Pharmaceutical Manufacturing and Quality Assurance
In highly regulated environments like pharmaceuticals, consistency is key. SOMs can detect process variations that may impact product quality:
- Batch Consistency Monitoring: Ensuring that each batch follows the same profile by flagging deviations in temperature, mixing times, or ingredient ratios.
- Environment Control: Detecting anomalies in humidity, temperature, or cleanroom conditions that could impact sensitive production processes.
Chemical and Petrochemical Processes
Chemical engineering processes involve complex systems that require careful monitoring of variables like pressure, flow rates, and chemical composition:
- Process Optimization: Recognizing normal operating patterns for reactors or distillation columns and flagging deviations to avoid costly production losses.
- Safety Monitoring: Identifying unusual pressure or temperature changes that could signal leaks or unsafe conditions, allowing for quick intervention.
Semiconductor Manufacturing
Semiconductor production is a precision-driven process where even small anomalies can impact yield and performance:
- Defect Detection: Flagging unusual readings from sensors monitoring cleanroom environments, such as particle count or chemical purity, which may indicate contamination.
- Process Stability: Monitoring the consistency of etching or deposition processes, where small changes could lead to defective chips.
Energy and Utilities
Energy providers rely on continuous monitoring of systems like turbines, pipelines, and grids.

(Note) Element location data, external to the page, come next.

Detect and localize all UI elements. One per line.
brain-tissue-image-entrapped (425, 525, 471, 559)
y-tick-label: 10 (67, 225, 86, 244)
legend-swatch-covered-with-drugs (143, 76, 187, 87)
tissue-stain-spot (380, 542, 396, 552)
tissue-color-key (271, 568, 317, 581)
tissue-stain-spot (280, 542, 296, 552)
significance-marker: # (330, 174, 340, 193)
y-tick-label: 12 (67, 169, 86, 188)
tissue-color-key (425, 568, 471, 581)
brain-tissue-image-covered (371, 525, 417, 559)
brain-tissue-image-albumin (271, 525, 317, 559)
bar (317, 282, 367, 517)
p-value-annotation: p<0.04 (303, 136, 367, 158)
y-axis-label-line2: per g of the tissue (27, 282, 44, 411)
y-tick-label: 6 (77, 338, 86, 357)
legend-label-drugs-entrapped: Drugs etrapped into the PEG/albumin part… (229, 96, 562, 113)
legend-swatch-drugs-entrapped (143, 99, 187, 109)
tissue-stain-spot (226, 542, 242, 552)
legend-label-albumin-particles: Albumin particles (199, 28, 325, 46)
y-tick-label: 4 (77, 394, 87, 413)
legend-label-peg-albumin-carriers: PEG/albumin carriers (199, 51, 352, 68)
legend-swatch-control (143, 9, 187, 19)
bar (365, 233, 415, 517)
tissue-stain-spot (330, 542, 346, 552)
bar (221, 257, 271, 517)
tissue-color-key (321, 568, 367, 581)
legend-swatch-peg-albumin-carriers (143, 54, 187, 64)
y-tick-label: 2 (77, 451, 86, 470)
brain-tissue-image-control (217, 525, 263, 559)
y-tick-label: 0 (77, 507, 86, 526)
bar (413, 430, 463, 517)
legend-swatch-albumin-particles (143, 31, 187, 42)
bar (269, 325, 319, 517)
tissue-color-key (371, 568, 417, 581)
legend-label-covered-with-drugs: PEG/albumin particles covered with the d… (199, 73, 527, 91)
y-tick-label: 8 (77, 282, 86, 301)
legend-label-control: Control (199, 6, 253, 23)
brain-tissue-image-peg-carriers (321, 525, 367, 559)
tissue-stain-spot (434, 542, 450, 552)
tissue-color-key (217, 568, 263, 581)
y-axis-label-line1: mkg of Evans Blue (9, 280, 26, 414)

SOMs can help detect early warning signs in these critical systems:
- Pipeline Monitoring: Detecting changes in flow or pressure in pipelines that could indicate leaks or blockages.
- Power Grid Health: Identifying unusual patterns in load distribution or voltage levels, helping prevent outages or equipment stress.
Utilities and Renewable Energy
For utilities, maintaining stable operations and spotting issues early helps keep systems efficient and reliable:
- Wind Turbine Monitoring: Identifying changes in vibration or load patterns to predict maintenance needs and prevent unexpected downtime.
- Water Treatment Plants: Monitoring water quality metrics to detect any deviations that could impact the purification process or output quality.

Benefits of Self-Organizing Maps

Clear Pattern Visualization: SOMs simplify complex data into visual patterns, making it easier to understand trends and spot anomalies.
Flexible, Label-Free Operation: SOMs don’t require labeled data, which makes them suitable for environments where patterns are complex or not predefined.
Scalability: SOMs handle large datasets efficiently, so they’re useful for industries with high volumes of data from sensors and monitoring equipment.

A Few Limitations of SOMs

While SOMs are powerful, they’re not ideal for every situation:

Training Time: SOMs can take time to learn from data, especially if the dataset is large.
Trial and Error in Map Design: Finding the ideal map size may require testing to achieve the best results.
Less Suitable for Labeled Data: SOMs are best for finding patterns, rather than making specific, labeled predictions.

Notes on training the model

The data from the input signals that goes into training is auto gridded. This means that the samples from all the signals are aligned - same sampling rate across the training window. Each input signal will be resampled to have the same number of samples in the training window.

The signals may get down-sampled if the total number of samples in the training window is greater than 2.5 million.